Maryland Gov. Martin O'Malley has officially unveiled his gun control bill for this year's General Assembly session.

The governor's bill touches on many aspects of the gun issues, but its focus is on banning military-style assault weapons, which O'Malley said have no place in the state of Maryland.

"The only place for military assault weapons is on the battlefield in the hands of our men and women and soldiers in the armed forces who have a dangerous job to do," O'Malley said. "It will also limit the size of magazines."

O'Malley also wants some of the tightest licensing requirements in the country, which would force those seeking to buy a gun first secure a license. Vinnie Demarco of Marylanders To Prevent Gun Violence said that is the provision about which he is most pleased.

"When you license someone before they can purchase a handgun, you deter them from purchasing guns for criminals," Demarco said. "And that's what reduces gun violence. The vast majority of guns used in crime are recently bought."

Legislative leaders flanked the governor as he unveiled his plans, like Democratic Senator Brian Frosh of Montgomery County.

"There are those who think the answer to gun violence is more guns. To me, that is Groucho Marx logic...who are you going to believe?
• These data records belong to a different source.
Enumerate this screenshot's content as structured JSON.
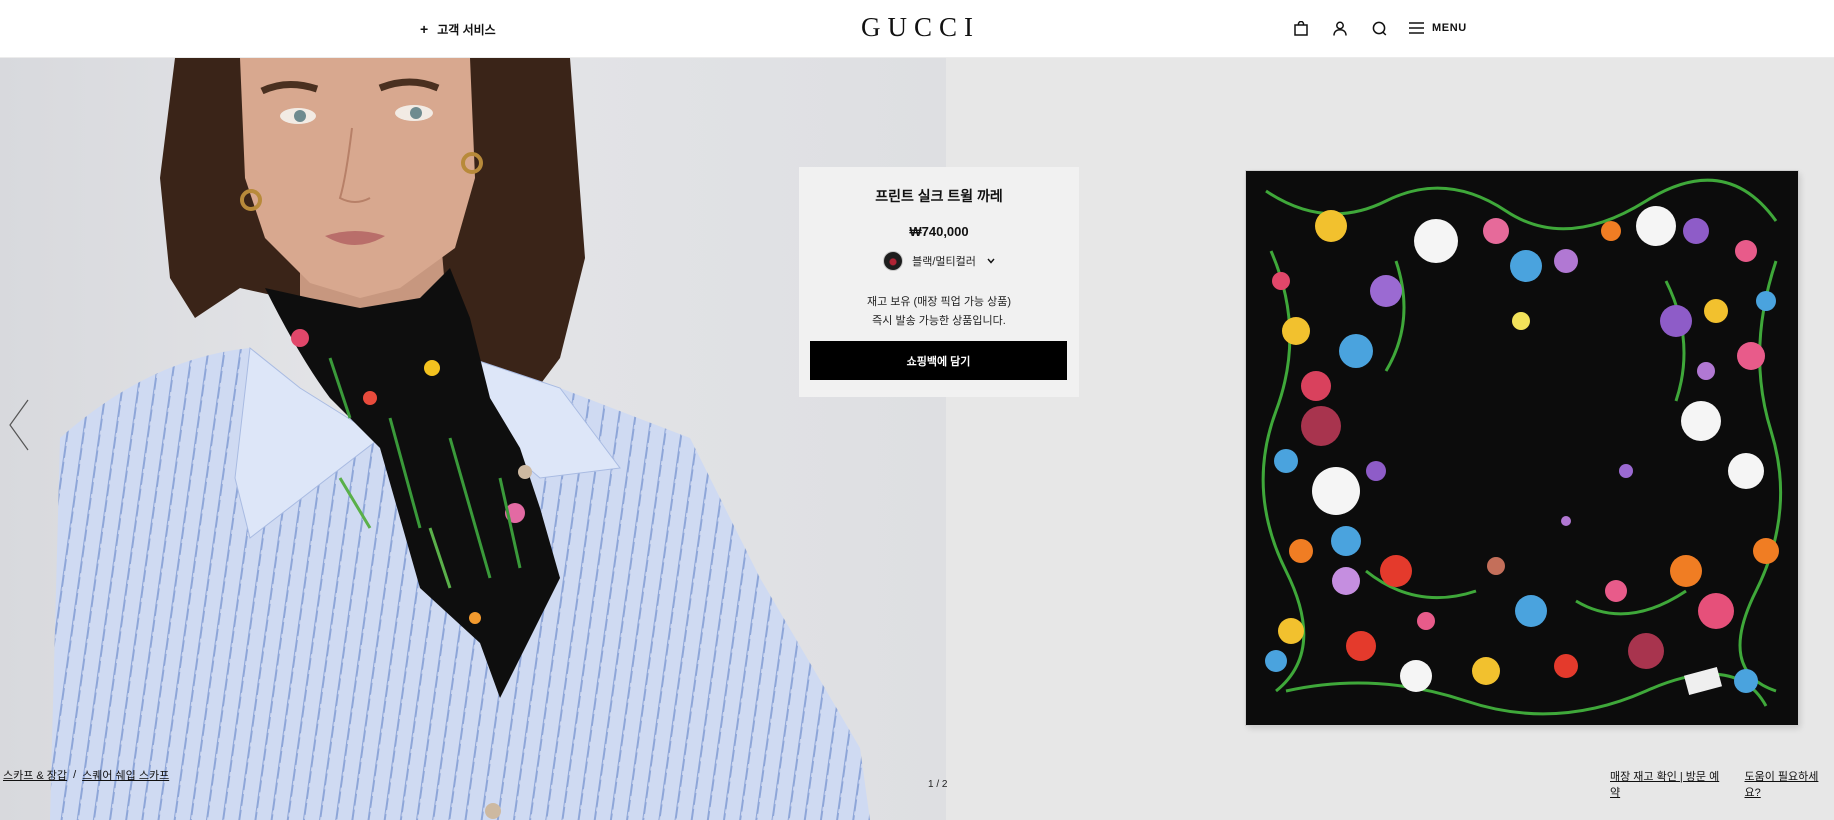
{
  "header": {
    "customer_service": "고객 서비스",
    "logo": "GUCCI",
    "menu_label": "MENU",
    "icons": [
      "shopping-bag-icon",
      "user-icon",
      "search-icon",
      "hamburger-icon"
    ]
  },
  "product": {
    "title": "프린트 실크 트윌 까레",
    "price": "₩740,000",
    "color": "블랙/멀티컬러",
    "stock_line1": "재고 보유 (매장 픽업 가능 상품)",
    "stock_line2": "즉시 발송 가능한 상품입니다.",
    "add_to_bag": "쇼핑백에 담기"
  },
  "gallery": {
    "pager": "1 / 2",
    "prev_icon": "chevron-left-icon"
  },
  "breadcrumb": {
    "items": [
      "스카프 & 장갑",
      "스퀘어 쉐입 스카프"
    ],
    "separator": "/"
  },
  "footer_links": {
    "store_stock": "매장 재고 확인 | 방문 예약",
    "help": "도움이 필요하세요?"
  },
  "colors": {
    "button_bg": "#000000",
    "card_bg": "#f1f1f1",
    "right_panel_bg": "#e7e7e7"
  }
}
Me or your own eyes?"

Republican Senate leader E.J. Pipkin says the new licensing requirements, which include fingerprinting and safety certifications, put too much of a burden on prospective gun buyers.

"In effect, this is discrimination against the poor, because the only people who are going to be able to afford guns in Maryland are going to be rich people who have the money and time to comply with this," Pipkin said.

With Democrats in firm control of both branches of the General Assembly, it would seem likely they will be able to pass much of what the governor is seeking.